1.2 Bear right at a road fork near a creek bed.
1.5 Pass a second creek bed. The road now shifts to a westerly direction.
1.9 Bear left at a fork near spot elevation 6137. Drive SW and then south.
2.4 The road has curved to the SE. Turn right onto a road trending SW and head up Madera Canyon.
3.1 Bear right at a fork near spot elevation 6095.
4.0 Pass a windmill on the right.
4.7 Arrive at a road junction. When we were there, further progress along the desired road was blocked by a brightly painted pole.
      Park at the cursor on this map at UTM (579940 E, 3391786 N).

Mount Livermore
Mount Livermore

Baldy Point
Baldy Point


Proceed on foot up Bridge Gap Road for 1.8 miles to Bridge Gap (7,311 ft), an elevation gain of some eight hundred feet. Bridge Gap is a saddle with Richman Mountain immediately to the left (north) as you approach it from below. A four wheel drive vehicle could make it here were the road to be open to traffic. Bridge Gap is located at the cursor on this map at UTM (580285 E, 3390120 N).

From Bridge Gap you may either continue on Mount Livermore Road for 1.3 miles to the summit area, or, instead (and recommended) take the Limpia Chute Trail 0.7 mile until it intersects the Mount Livermore Road halfway up to the summit area.

The Limpia Chute Trail is the left of two forks as seen from Bridge Gap, the right fork being Mount Livermore Road. The trail drops perhaps one hundred feet before making a set of switchbacks up east-facing slopes to a junction with Mount Livermore Road located at the cursor on this map at UTM (580045 E, 3389493 N). The trail is largely shaded and more enjoyable than a road walk. Take it until said junction.

Baldy Point witness marker
witness marker

summit ladybugs
summit ladybugs

From the junction walk uphill along Mount Livermore Road as it winds around the upper slopes. After some 400 or 450 feet of elevation gain encounter the summit rock massif - granite with cliffs on all sides. There is a route up the north side of the west end, class 3 for 10+ feet and a scramble for much of the rest. To get there proceed counterclockwise up a use trail, contouring along the base of the rock massif, initially on the right (north or east) side thereof. After nearly circumnavigating the base you arrive at a cairn signaling an obvious break in the cliff face (always on your left). Proceed up this short, class 3 section and then scramble for the remaining few dozen vertical feet to the summit.

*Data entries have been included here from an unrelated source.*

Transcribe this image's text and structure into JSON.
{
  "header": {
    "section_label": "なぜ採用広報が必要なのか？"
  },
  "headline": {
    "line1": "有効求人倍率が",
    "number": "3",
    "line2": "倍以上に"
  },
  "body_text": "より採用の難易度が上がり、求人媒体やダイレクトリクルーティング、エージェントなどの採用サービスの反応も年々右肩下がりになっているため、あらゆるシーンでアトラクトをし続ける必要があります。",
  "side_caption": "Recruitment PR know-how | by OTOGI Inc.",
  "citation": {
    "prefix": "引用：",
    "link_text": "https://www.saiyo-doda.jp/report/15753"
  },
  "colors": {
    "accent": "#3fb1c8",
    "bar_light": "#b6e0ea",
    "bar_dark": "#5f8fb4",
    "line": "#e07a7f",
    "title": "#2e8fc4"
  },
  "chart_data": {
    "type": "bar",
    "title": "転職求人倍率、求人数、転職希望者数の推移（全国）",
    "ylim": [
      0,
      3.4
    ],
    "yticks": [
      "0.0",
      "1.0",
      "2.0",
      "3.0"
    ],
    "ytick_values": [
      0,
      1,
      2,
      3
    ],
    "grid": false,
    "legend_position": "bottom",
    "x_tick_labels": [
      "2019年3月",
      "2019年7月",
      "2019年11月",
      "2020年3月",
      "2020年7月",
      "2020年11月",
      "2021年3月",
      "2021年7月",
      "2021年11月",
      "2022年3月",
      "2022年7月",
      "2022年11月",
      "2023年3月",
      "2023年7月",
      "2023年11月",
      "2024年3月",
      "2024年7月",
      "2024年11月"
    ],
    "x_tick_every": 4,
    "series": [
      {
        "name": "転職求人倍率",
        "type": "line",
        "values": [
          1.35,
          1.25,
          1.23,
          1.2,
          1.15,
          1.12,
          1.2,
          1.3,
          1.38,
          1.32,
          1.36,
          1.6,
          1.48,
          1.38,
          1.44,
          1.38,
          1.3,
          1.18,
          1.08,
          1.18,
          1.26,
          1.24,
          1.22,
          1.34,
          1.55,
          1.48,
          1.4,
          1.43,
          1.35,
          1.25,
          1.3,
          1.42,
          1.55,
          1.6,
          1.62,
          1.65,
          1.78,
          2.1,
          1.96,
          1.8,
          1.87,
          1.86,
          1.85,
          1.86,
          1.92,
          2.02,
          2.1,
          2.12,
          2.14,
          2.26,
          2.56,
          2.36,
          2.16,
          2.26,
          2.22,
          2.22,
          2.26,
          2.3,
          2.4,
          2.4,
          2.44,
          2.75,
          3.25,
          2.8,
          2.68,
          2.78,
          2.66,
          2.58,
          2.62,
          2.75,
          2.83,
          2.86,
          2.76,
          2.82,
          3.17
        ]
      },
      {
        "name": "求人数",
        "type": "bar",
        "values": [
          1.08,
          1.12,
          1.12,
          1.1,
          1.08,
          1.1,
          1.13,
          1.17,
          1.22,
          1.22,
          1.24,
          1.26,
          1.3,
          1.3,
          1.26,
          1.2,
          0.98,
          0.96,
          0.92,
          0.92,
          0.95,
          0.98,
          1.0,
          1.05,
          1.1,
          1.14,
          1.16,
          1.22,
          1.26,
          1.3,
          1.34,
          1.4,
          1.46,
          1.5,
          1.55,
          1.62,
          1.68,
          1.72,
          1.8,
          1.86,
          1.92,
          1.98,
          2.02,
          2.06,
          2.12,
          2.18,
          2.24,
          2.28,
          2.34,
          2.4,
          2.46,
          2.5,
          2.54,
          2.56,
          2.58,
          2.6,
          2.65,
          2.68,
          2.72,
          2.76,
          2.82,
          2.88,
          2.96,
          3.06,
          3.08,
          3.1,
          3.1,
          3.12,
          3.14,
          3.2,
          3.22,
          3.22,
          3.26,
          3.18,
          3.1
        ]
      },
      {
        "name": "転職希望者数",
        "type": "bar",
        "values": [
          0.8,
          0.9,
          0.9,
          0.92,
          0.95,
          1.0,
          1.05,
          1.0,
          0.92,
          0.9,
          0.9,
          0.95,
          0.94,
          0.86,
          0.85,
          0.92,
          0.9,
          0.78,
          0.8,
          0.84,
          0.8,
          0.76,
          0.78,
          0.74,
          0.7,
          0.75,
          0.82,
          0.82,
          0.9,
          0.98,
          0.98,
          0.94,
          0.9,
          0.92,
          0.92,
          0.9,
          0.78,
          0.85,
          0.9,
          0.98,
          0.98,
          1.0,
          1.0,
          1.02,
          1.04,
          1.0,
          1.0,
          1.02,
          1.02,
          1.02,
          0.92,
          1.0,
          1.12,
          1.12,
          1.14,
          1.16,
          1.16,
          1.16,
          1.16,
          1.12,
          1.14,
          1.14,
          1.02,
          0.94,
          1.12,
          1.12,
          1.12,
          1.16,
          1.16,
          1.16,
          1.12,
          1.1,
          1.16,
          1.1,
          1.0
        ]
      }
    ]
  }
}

The summit, Baldy Peak, is located at the cursor on this map at UTM (579229 E, 3389311 N).

On the summit Richard placed his signature, double red metal can register - complete with new notebook, writing implements, and, of course, our own messages. Every summit rock hid hundreds, if not thousands of ladybugs. It was impossible to eat lunch without some of them getting in the strangest and most annoying of places. Views were good, as were the temperatures for late May.

The net elevation gain was 2,000 feet while the total gain was a bit more owing to the downhill section along the Limpia Chute Trail.